The Hypochondriacs
I am not too good with words so I will try and keep it brief. Long story short, on my eighth birthday I wasn’t feeling well so I went to lay down in my Mother’s bed. While on the phone with my Grandmother, I ended up spewing the Wendy’s I ate earlier that evening all over my Mom’s bed. My whole family was in the room to witness the ordeal. Their gut reaction was to laugh and mine was to curl up into a ball from embarrassment. Somewhere deep down in my subconscious, my brain told my body I would never barf again.
From that day on I have developed quite the fear of getting sick.
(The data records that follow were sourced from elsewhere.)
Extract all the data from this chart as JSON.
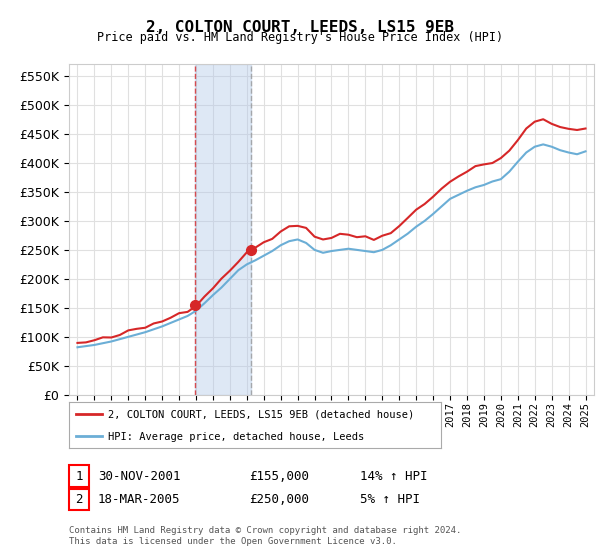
{
  "title": "2, COLTON COURT, LEEDS, LS15 9EB",
  "subtitle": "Price paid vs. HM Land Registry's House Price Index (HPI)",
  "footnote": "Contains HM Land Registry data © Crown copyright and database right 2024.\nThis data is licensed under the Open Government Licence v3.0.",
  "legend_entry1": "2, COLTON COURT, LEEDS, LS15 9EB (detached house)",
  "legend_entry2": "HPI: Average price, detached house, Leeds",
  "table_rows": [
    {
      "num": "1",
      "date": "30-NOV-2001",
      "price": "£155,000",
      "hpi": "14% ↑ HPI"
    },
    {
      "num": "2",
      "date": "18-MAR-2005",
      "price": "£250,000",
      "hpi": "5% ↑ HPI"
    }
  ],
  "purchase1": {
    "year": 2001.92,
    "value": 155000
  },
  "purchase2": {
    "year": 2005.22,
    "value": 250000
  },
  "vline1_x": 2001.92,
  "vline2_x": 2005.22,
  "shade_xmin": 2001.92,
  "shade_xmax": 2005.22,
  "hpi_color": "#6baed6",
  "price_color": "#d62728",
  "ylim": [
    0,
    570000
  ],
  "yticks": [
    0,
    50000,
    100000,
    150000,
    200000,
    250000,
    300000,
    350000,
    400000,
    450000,
    500000,
    550000
  ],
  "xlim_start": 1994.5,
  "xlim_end": 2025.5,
  "background_color": "#ffffff",
  "grid_color": "#e0e0e0",
  "years_hpi": [
    1995.0,
    1995.5,
    1996.0,
    1996.5,
    1997.0,
    1997.5,
    1998.0,
    1998.5,
    1999.0,
    1999.5,
    2000.0,
    2000.5,
    2001.0,
    2001.5,
    2002.0,
    2002.5,
    2003.0,
    2003.5,
    2004.0,
    2004.5,
    2005.0,
    2005.5,
    2006.0,
    2006.5,
    2007.0,
    2007.5,
    2008.0,
    2008.5,
    2009.0,
    2009.5,
    2010.0,
    2010.5,
    2011.0,
    2011.5,
    2012.0,
    2012.5,
    2013.0,
    2013.5,
    2014.0,
    2014.5,
    2015.0,
    2015.5,
    2016.0,
    2016.5,
    2017.0,
    2017.5,
    2018.0,
    2018.5,
    2019.0,
    2019.5,
    2020.0,
    2020.5,
    2021.0,
    2021.5,
    2022.0,
    2022.5,
    2023.0,
    2023.5,
    2024.0,
    2024.5,
    2025.0
  ],
  "hpi_values": [
    82000,
    84000,
    86000,
    89000,
    92000,
    96000,
    100000,
    104000,
    108000,
    113000,
    118000,
    124000,
    130000,
    136000,
    145000,
    158000,
    172000,
    185000,
    200000,
    215000,
    225000,
    232000,
    240000,
    248000,
    258000,
    265000,
    268000,
    262000,
    250000,
    245000,
    248000,
    250000,
    252000,
    250000,
    248000,
    246000,
    250000,
    258000,
    268000,
    278000,
    290000,
    300000,
    312000,
    325000,
    338000,
    345000,
    352000,
    358000,
    362000,
    368000,
    372000,
    385000,
    402000,
    418000,
    428000,
    432000,
    428000,
    422000,
    418000,
    415000,
    420000
  ]
}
Every twinge in my stomach, muscle ache, sore throat or itchy nose sends me into panic mode. I started washing my hands to the point of bleeding. Hand washing was the only way I could be in control over the germs.
When people think of a Hypochondriac they think of someone who thinks they are always sick with Cancer, ALS or some sort of disease that will end up killing them. I, however, always think I have the stomach flu and any kind of flu. If anyone is sick around me, or if someone posts a status on Facebook saying they are sick, I will beleive I am coming down with whatever they have. I stress about it so much, I usually stress myself ill anyway. It’s an awful cycle.
As a musician, thinking you are always going to barf is quite the dilemma. Basically every time I take the stage I think I am going to barf all over it. I have played hundreds of shows and it has never gotten easier for me. I have learned to cope a little bit with it. Some shows are easier than others. Every show I play I need an escape plan. Just in case … You know, I spew.
Because of this, I named my band The Hypochondriacs. I started writing songs about being mentally ill, but most of the songs are your classic heartbreak country tunes. When I panic on stage I convert it into either screaming or dancing around like a lunatic. The name started as a joke but it stuck.
I hope one day it will all just go away, but for now I will just power through. The saying goes the show must go on. We have an album coming out in september which means touring, which means a lot of shows, which means a lot of panic. Pray for me.